# **Configuring SearchBlox**

Before installing a network crawler, install SearchBlox successfully, then create a [**Custom Collection**](🔗).


# **Installing the Network Crawler**

Contact [[email protected]](🔗) to get the download link for SearchBlox-network-crawler.

Download the latest version of SearchBlox-network-crawler. Extract the downloaded zip to /opt/searchblox-network in Linux or C: /searchblox-network in Windows.

# **Configuring SMB**

The extracted folder will contain a folder named /conf, which contains all the configurations needed for the crawler.

**Config.yml** This is the configuration file that is used to map SearchBlox to the network crawler. Edit the file in your favorite editor.

_apikey_: This is the API Key of your SearchBlox instance. You can find it in the Admin tab of the SearchBlox instance.

_colname_: Name of the custom collection which you created.

_colid_: The Collection ID of the collection you created. It can be found in the Collections tab near the collection name from the SearchBlox instance.

_url_: The URL of SearchBlox instance.

_sbpkey_: This is the SB-PKEY of your SearchBlox instance. You can find it in the Users tab of the SearchBlox instance. Only Admin role users will be given with SB-PKEY. Please create a admin user if you have not created one.

**searchblox.yml** This is the Elasticsearch configuration file that is used by SearchBlox network crawler. Edit the file in your favorite editor.

_searchblox.elasticsearch.url_: URL used by Elasticsearch with port. If you use IP or domain please configure this setting.

_searchblox.elasticsearch.host_: Hostname used for Elasticsearch.

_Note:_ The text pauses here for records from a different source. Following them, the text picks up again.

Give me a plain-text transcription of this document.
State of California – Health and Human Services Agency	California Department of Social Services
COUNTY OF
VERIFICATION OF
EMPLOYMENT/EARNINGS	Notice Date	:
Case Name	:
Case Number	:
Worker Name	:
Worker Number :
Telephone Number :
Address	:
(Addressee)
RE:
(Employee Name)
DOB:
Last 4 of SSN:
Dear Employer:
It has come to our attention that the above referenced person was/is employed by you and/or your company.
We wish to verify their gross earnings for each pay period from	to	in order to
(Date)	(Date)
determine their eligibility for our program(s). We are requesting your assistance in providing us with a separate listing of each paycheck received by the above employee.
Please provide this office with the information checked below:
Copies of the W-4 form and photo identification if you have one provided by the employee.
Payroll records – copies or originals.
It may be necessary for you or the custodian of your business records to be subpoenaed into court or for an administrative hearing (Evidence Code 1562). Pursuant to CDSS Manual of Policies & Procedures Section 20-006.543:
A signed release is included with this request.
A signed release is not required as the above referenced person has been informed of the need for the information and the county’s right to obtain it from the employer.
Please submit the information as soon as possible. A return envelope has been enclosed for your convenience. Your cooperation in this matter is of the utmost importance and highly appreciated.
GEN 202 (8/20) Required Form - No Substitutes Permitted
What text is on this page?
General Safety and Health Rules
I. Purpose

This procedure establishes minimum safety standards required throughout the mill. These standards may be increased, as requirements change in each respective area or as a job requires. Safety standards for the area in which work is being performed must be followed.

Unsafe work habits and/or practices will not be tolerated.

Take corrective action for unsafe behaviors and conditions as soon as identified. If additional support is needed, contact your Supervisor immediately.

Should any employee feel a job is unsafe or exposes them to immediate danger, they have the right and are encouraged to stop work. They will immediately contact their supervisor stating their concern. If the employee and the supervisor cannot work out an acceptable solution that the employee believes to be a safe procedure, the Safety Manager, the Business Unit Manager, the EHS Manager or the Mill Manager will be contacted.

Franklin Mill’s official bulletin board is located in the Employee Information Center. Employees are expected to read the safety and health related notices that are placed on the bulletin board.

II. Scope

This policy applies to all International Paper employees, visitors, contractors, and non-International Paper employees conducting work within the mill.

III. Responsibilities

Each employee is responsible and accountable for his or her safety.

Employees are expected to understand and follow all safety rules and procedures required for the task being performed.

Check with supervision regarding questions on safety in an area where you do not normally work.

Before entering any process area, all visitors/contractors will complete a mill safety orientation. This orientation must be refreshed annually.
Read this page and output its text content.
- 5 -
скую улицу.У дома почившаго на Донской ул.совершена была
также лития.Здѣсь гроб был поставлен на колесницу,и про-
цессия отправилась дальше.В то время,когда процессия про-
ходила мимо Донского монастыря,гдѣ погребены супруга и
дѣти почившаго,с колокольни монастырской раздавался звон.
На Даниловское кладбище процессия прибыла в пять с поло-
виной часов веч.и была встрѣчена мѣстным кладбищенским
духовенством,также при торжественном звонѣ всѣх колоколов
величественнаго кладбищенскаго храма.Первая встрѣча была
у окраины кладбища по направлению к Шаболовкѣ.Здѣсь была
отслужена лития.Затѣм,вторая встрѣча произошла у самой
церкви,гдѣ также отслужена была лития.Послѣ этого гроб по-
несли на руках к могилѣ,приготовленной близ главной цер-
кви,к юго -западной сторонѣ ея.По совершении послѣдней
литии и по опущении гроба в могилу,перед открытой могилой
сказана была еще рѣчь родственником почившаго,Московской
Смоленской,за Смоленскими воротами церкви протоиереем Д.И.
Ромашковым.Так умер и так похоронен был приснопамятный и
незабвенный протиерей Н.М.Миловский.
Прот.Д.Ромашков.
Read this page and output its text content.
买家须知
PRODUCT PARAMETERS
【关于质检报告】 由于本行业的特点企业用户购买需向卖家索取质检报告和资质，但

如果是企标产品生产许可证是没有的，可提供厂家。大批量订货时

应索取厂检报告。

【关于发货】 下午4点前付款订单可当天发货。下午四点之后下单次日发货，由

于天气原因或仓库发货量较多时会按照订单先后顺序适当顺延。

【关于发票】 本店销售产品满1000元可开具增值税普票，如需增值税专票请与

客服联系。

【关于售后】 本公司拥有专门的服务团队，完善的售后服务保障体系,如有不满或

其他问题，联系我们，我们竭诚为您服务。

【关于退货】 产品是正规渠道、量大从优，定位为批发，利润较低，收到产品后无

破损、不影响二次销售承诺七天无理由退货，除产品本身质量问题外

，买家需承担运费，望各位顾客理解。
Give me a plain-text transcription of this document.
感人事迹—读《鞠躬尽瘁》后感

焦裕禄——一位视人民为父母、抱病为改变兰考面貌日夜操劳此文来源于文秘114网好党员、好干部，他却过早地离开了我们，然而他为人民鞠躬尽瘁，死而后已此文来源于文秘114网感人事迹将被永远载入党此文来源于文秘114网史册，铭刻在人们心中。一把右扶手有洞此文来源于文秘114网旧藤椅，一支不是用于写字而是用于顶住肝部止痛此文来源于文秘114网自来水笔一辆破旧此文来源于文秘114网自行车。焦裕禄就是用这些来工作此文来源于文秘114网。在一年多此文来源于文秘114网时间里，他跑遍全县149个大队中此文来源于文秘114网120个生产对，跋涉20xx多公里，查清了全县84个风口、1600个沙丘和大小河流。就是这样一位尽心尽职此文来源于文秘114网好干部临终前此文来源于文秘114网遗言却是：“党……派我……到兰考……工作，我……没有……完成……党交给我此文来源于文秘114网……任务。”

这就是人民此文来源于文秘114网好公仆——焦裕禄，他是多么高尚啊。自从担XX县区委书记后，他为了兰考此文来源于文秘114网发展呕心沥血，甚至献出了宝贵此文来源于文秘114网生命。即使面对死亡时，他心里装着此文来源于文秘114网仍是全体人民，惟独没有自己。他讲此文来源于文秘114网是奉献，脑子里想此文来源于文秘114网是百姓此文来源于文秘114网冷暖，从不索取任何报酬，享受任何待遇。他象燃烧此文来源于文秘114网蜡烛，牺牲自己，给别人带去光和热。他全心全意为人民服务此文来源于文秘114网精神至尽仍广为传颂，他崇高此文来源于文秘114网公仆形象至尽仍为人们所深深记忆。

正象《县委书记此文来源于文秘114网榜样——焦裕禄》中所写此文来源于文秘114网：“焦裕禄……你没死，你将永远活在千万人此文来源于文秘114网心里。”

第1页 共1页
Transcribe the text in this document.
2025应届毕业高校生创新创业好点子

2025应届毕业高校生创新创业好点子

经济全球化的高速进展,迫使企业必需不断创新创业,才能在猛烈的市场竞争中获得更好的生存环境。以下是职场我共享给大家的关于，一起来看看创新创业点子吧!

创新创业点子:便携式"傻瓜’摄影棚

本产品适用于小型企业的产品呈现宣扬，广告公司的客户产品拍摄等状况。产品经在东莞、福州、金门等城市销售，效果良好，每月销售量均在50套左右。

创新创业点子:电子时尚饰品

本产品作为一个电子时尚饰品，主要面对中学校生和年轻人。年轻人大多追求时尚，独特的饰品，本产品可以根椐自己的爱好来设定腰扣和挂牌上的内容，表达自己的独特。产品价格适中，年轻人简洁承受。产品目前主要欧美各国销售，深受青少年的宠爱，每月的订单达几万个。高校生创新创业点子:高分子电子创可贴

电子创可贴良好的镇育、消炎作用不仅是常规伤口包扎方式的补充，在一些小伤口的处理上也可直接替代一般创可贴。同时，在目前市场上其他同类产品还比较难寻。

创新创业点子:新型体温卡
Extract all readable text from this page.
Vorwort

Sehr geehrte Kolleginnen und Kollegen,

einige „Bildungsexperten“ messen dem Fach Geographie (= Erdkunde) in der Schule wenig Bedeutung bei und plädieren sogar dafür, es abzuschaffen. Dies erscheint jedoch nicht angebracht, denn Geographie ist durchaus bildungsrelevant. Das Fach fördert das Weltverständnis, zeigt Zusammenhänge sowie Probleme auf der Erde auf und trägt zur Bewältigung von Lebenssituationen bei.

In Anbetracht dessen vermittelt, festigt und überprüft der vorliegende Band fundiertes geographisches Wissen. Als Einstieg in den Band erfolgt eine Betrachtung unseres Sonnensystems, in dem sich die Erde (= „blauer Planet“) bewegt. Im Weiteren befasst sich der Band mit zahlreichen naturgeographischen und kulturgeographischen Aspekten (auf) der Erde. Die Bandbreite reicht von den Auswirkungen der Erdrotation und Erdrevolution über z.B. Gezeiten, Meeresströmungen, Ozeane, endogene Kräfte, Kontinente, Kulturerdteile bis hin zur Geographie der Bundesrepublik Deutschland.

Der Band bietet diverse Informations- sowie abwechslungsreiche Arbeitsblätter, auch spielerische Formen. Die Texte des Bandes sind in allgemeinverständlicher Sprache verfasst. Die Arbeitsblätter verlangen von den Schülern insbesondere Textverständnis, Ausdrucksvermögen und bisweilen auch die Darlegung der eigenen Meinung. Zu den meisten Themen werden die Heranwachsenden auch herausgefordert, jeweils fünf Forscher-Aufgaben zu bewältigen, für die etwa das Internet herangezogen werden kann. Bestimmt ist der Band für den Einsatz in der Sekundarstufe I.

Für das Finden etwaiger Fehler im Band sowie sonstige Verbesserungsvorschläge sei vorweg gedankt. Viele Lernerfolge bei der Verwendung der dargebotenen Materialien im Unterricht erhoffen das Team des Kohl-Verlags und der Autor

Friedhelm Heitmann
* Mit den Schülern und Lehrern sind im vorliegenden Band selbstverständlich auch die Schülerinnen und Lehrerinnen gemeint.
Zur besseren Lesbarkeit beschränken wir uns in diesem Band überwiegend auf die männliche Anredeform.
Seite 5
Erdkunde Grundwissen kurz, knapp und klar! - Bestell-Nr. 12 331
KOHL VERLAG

_searchblox.elasticsearch.port_: Port used for Elasticsearch.

_searchblox.basic.username_: Username for Elasticsearch

_searchblox.basic.password_: Password for Elasticsearch

_es.home_: Windows or Linux Path to mentioned based on the OS type you use. For Linux the path will be `/opt/searchblox/elasticsearch`

**windowsshare.yml** Enter the details of the domain server, authentication domain, username, password, folder path, disallow path, allowed format and recrawl interval in C:/searchblox-network/conf/windowsshare.yml. You can also enter details of more than one server, or more than one path in same server, in windowsshare.yml file.

You can find the details in the content of the file as shown here.

# **Starting the Crawler**

The crawler can be started with start.sh in Linux and start.bat in Windows. The crawler starts in the background, but you can see the logs in the logs folder.


  • You can only run one network crawler at a time. If you need to run the crawler for different paths or different servers, enter the details in the same network crawler in the Windowsshare.yml file.

  • To re-run the crawler in another collection, delete sb_network index using a tool that can communicate with Elasticsearch.

  • Network connector has to be stopped manually.

  • If plain passwords are not allowed in your server, enable the plain password using the following line in start.bat of the network connector: **-Djcifs.smb.client.disablePlainTextPasswords=false**

# **Searching Securely Using SearchBlox**

Enable Active Directory secure search under Search → Security settings as shown in the following. Secure Search can be used based on Active Directory configuration by enabling the checkbox for Secured Search and entering the required settings.

  • Select Enable Secured Search and configure ldap then Test the connection.


  • Enter the Active Directory details

**LDAP URL**LDAP URL that specifies base search for the entries
**Search Base**Search Base for the active directory
**Username**Admin username
**Password**Password for the username
**Filter-Type**Filter type could be default or document.
**Enable document filter**Enable this option to filter search results based on users
  • Once you setup security groups, Login using AD credentials here: [https://localhost:8443/search](🔗)

# **Admin Access to File Share**

If the SMB file share is available on another server on the same network and requires permission, run the SearchBlox server service with Admin access and enter your credentials. Running as Admin account or account with access to files only will help successfully index files from the share.

Make sure to run the network crawler as Admin in a similar manner.


## How to increase memory in Network Connector

**For Windows** Go to <network_crawler_installationPath>/start.bat and allocate more RAM by making changes in the following line rem set JAVA_OPTS=%JAVA_OPTS% -Xms1G -Xmx1G instead of 1G, enter 2G or 3G.

**For Linux** Go to <network_crawler_installationPath>/start.sh uncomment the following line and allocate more memory. JAVA_OPTS="$JAVA_OPTS -Xms1G -Xmx1G"

## Delete sb_network to rerun the crawler in another collection.

To rerun the network crawler in another collection, delete the sb_network index using a tool that can communicate with Elasticsearch. Go to [https://localhost:9200/_cat/indices](🔗) and check whether you can view the sb_network index.


Postman can be used to access Elasticsearch.

Start Postman and create a Postman request to delete an index, use the DELETE command as shown here:


Look for the "acknowledged": "true" message.

Check [https://localhost:9200/_cat/indices](🔗); **sb_network **index should not be available among the indices.

Rerun the crawler after making necessary changes to your config.yml.